THE Minister for Youth and Sports, Alhaji Muntaka Mohammed Mubarak, has advised parents to identify the talents in their children and help develop them.
He said the youth possessed qualities and ideas that if properly harnessed could help in the development of the country.
At the launch of the Future Leaders Investment Club (FLIC) in Accra on Wednesday, the minister said it was unfortunate that the great qualities possessed by the youth had not been effectively harnessed due to numerous constraints such as inadequate education and training and unemployment.
He said the government had put in measures to establish a firm basis for an appropriate youth development agenda to improve the living conditions of the youth.
Alhaji Mohammed Mubarak observed that in order to create the necessary environment to promote youth activities, there was the need to enact a workable and scientific National Youth Council Law.
He said the existing law governing the operation of youth activities was outmoded and out of tune with modern and scientific youth activities.

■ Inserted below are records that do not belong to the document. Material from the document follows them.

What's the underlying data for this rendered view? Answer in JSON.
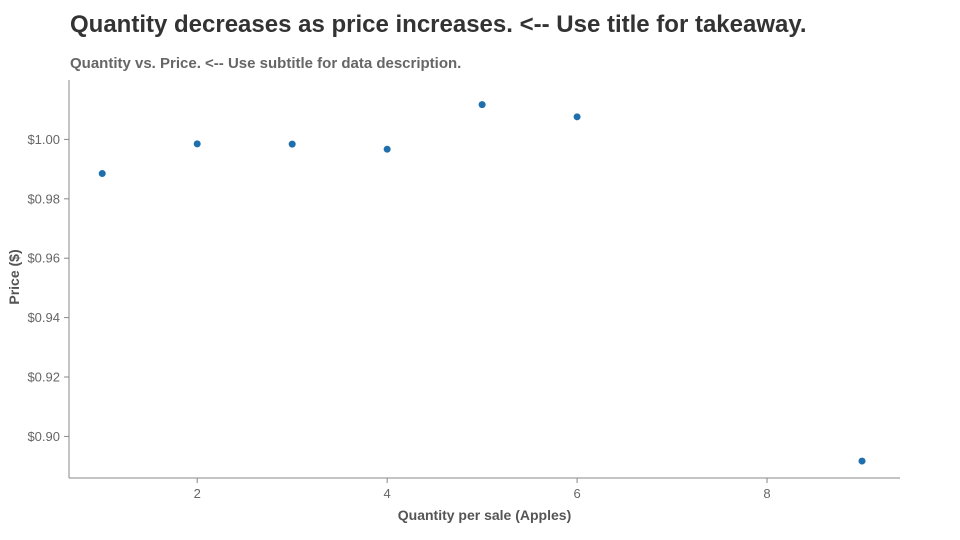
{
  "chart_data": {
    "type": "scatter",
    "title": "Quantity decreases as price increases. <--  Use title for takeaway.",
    "subtitle": "Quantity vs. Price. <-- Use subtitle for data description.",
    "xlabel": "Quantity per sale (Apples)",
    "ylabel": "Price ($)",
    "xlim": [
      0.65,
      9.4
    ],
    "ylim": [
      0.886,
      1.02
    ],
    "x_ticks": [
      2,
      4,
      6,
      8
    ],
    "x_tick_labels": [
      "2",
      "4",
      "6",
      "8"
    ],
    "y_ticks": [
      0.9,
      0.92,
      0.94,
      0.96,
      0.98,
      1.0
    ],
    "y_tick_labels": [
      "$0.90",
      "$0.92",
      "$0.94",
      "$0.96",
      "$0.98",
      "$1.00"
    ],
    "points": [
      {
        "x": 1,
        "y": 0.9885
      },
      {
        "x": 2,
        "y": 0.9985
      },
      {
        "x": 3,
        "y": 0.9984
      },
      {
        "x": 4,
        "y": 0.9967
      },
      {
        "x": 5,
        "y": 1.0117
      },
      {
        "x": 6,
        "y": 1.0076
      },
      {
        "x": 9,
        "y": 0.8917
      }
    ],
    "marker_color": "#1f6fad",
    "grid": false
  }
}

The minister said currently, the World Assembly of Youth (WAY) and the Commonwealth Youth Programme (CYP) had come out with practical and appropriate approaches to youth work that needed to be factored into the law.
He indicated that the ministry had a draft Youth Bill that it intended circulating to youth organisations and other stakeholders to be subjected to scrutiny by stakeholders in order to fashion out a more dynamic and realistic bill to enhance the ministry’s operations.

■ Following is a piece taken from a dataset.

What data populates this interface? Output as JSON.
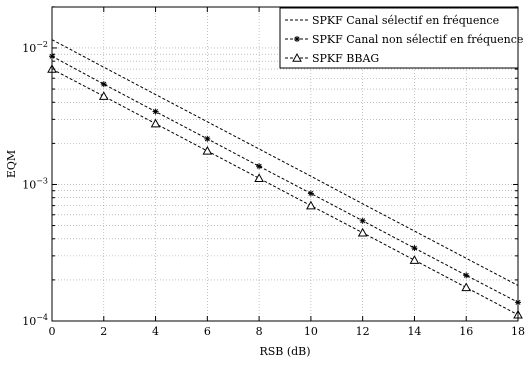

He said it was the intention of the government to empower the youth to enable them to meet their own challenges and solve them, adding that “this we hope to do by the creation and sustenance of the enabling conditions for young people to act on their own instead of relying on others to determine their welfare”.
Alhaji Mohammed Mubarak observed that while opportunities for wage employment were not available in Ghana, the youth had tremendous potential for self-employment through entrepreneurial activities.
He explained that micro-credit schemes that provided business loans, training and advisory services and other initiatives designed to help the youth had proven to be more effective strategies for job creation and youth empowerment.
He commended the Chief Executive Officer (CEO) of FLIC, Mr Emmanuel Dei-Tumi, for the initiative and hoped that the club would not only provide the start-up capital for members to invest in businesses of their choice, but would provide members with the necessary skills and knowledge to enable them to succeed in their respective ventures.
The Managing Director of GLICO Life Insurance Company, Mr Kwame Achampong-Kyei, said savings and investment was very important in a nation’s development, since it was the first stage in capital formation.
He said Ghanaians were currently witnessing an unprecedented insatiable desire of the youth to get rich and financially independent through unfortunate dubious means such as internet fraud, popularly known as “sakawa”.
“It is a very good thing for the youth of this country to desire for wealth but these riches must be attained through the adoption of an obsessive savings culture, which must be inculcated in them right from school,” he said.
He explained that members of the club would be covered by insurance and would be adequately compensated in case of any misfortune.
The CEO of the club, Mr Emmanuel Dei-Tumi, said the main aim of the club was to create a platform for young people to be able to invest towards their future.
He believed that young people who were determined to have a better future would join the club and hoped that by December, this year the club would have 20,000 subscribers.
Picture: Some students registering to join the club after the programme.